Audio Digits is an interactive speech recognition web app that teaches you to train a machine learning model and recognize spoken digits.

How we built it

AudioDigits was built in 1 week by 2 University of California San Diego students who wanted their previous machine learning python research to be more accessible.

Challenges we ran into

There have been many implementation challenges up to this point including a lack of knowledge of javascript, html, and css. There was also a point where we followed a tutorial that included Docker and learning those basics was more than we had asked for. A few design challenges persist. For the moment an inconsistent audio sample rate, audio recording length, and a small training set for the machine learning model prevent the first iteration of this product from predicting well. Moreover the model’s prediction is sensitive to audio sample rate and the choice of software used for recording: audacity v.s. recorder.js

Accomplishments that we're proud of

Alec and Mingcan are proud of completing their goal and delivering an immersive web app that demonstrates speech recognition machine learning.
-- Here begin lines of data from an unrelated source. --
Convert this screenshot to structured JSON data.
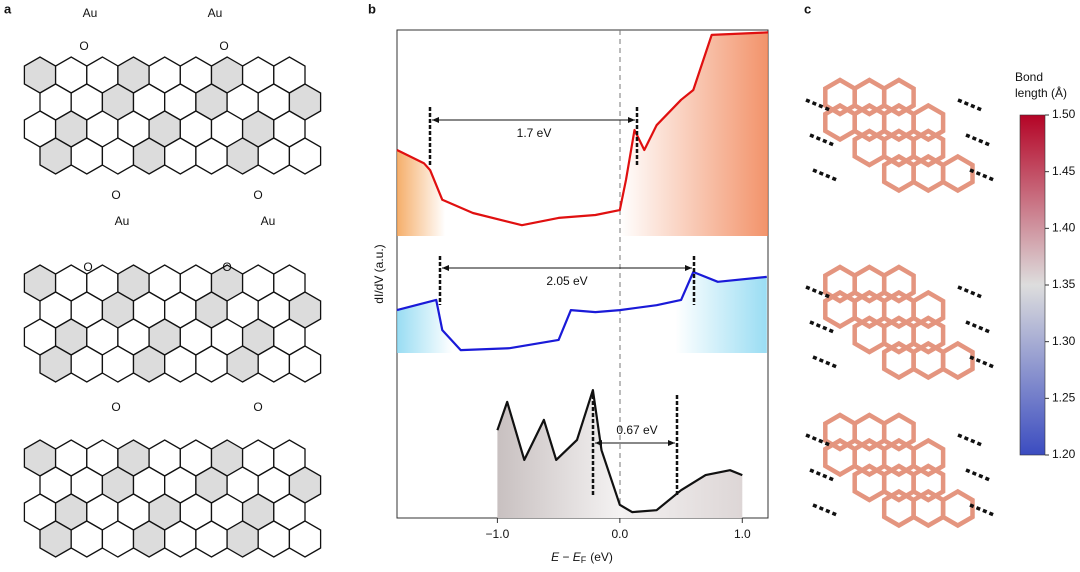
{
  "panels": {
    "a": {
      "label": "a",
      "molecule_1": {
        "au_labels": [
          "Au",
          "Au",
          "Au",
          "Au"
        ],
        "o_labels": [
          "O",
          "O",
          "O",
          "O"
        ]
      },
      "molecule_2": {
        "o_labels": [
          "O",
          "O",
          "O",
          "O"
        ]
      }
    },
    "b": {
      "label": "b"
    },
    "c": {
      "label": "c"
    }
  },
  "chart_data": {
    "type": "line",
    "x_label": "E − E",
    "x_label_sub": "F",
    "x_label_unit": "(eV)",
    "y_label": "dI/dV (a.u.)",
    "xlim": [
      -1.82,
      1.21
    ],
    "xticks": [
      {
        "value": -1,
        "label": "−1.0"
      },
      {
        "value": 0,
        "label": "0.0"
      },
      {
        "value": 1,
        "label": "1.0"
      }
    ],
    "ylim": [
      0,
      10
    ],
    "annotations": [
      "1.7 eV",
      "2.05 eV",
      "0.67 eV"
    ],
    "series": [
      {
        "color": "#e01010",
        "x": [
          -1.82,
          -1.6,
          -1.55,
          -1.45,
          -1.2,
          -0.8,
          -0.5,
          -0.2,
          0.0,
          0.05,
          0.12,
          0.2,
          0.3,
          0.5,
          0.6,
          0.75,
          1.21
        ],
        "values": [
          7.54,
          7.27,
          7.13,
          6.52,
          6.25,
          6.0,
          6.15,
          6.21,
          6.31,
          6.93,
          7.95,
          7.54,
          8.05,
          8.57,
          8.77,
          9.9,
          9.95
        ]
      },
      {
        "color": "#1a1ad8",
        "x": [
          -1.82,
          -1.5,
          -1.45,
          -1.3,
          -0.9,
          -0.5,
          -0.4,
          -0.2,
          0.0,
          0.3,
          0.5,
          0.6,
          0.8,
          1.2
        ],
        "values": [
          4.26,
          4.47,
          3.85,
          3.44,
          3.48,
          3.65,
          4.26,
          4.22,
          4.26,
          4.36,
          4.47,
          5.04,
          4.84,
          4.94
        ]
      },
      {
        "color": "#111111",
        "x": [
          -1.0,
          -0.92,
          -0.78,
          -0.62,
          -0.52,
          -0.35,
          -0.22,
          -0.15,
          0.0,
          0.1,
          0.3,
          0.5,
          0.7,
          0.9,
          1.0
        ],
        "values": [
          1.8,
          2.38,
          1.19,
          2.01,
          1.19,
          1.6,
          2.62,
          1.39,
          0.27,
          0.12,
          0.16,
          0.57,
          0.88,
          0.98,
          0.88
        ]
      }
    ]
  },
  "colorbar": {
    "title_1": "Bond",
    "title_2": "length (Å)",
    "clim": [
      1.2,
      1.5
    ],
    "ticks": [
      {
        "value": 1.5,
        "label": "1.50"
      },
      1.45,
      {
        "value": 1.4,
        "label": "1.40"
      },
      1.35,
      {
        "value": 1.3,
        "label": "1.30"
      },
      1.25,
      {
        "value": 1.2,
        "label": "1.20"
      }
    ]
  }
}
They are also proud to learn about audio signal processing techniques for speech recognition.

What we learned

Alec and Mingcan learned that web development is challenging because a developer must optimize multiple pipelines while also improving user experience and sometimes these two are directly opposed.

What's next for AudioDigits

Future feature improvements include: clipping the audio files only where there is sound (rn sound capture isn’t immediate), allowing user recorded data to be used as training points, and using librosa to compute the mfccs.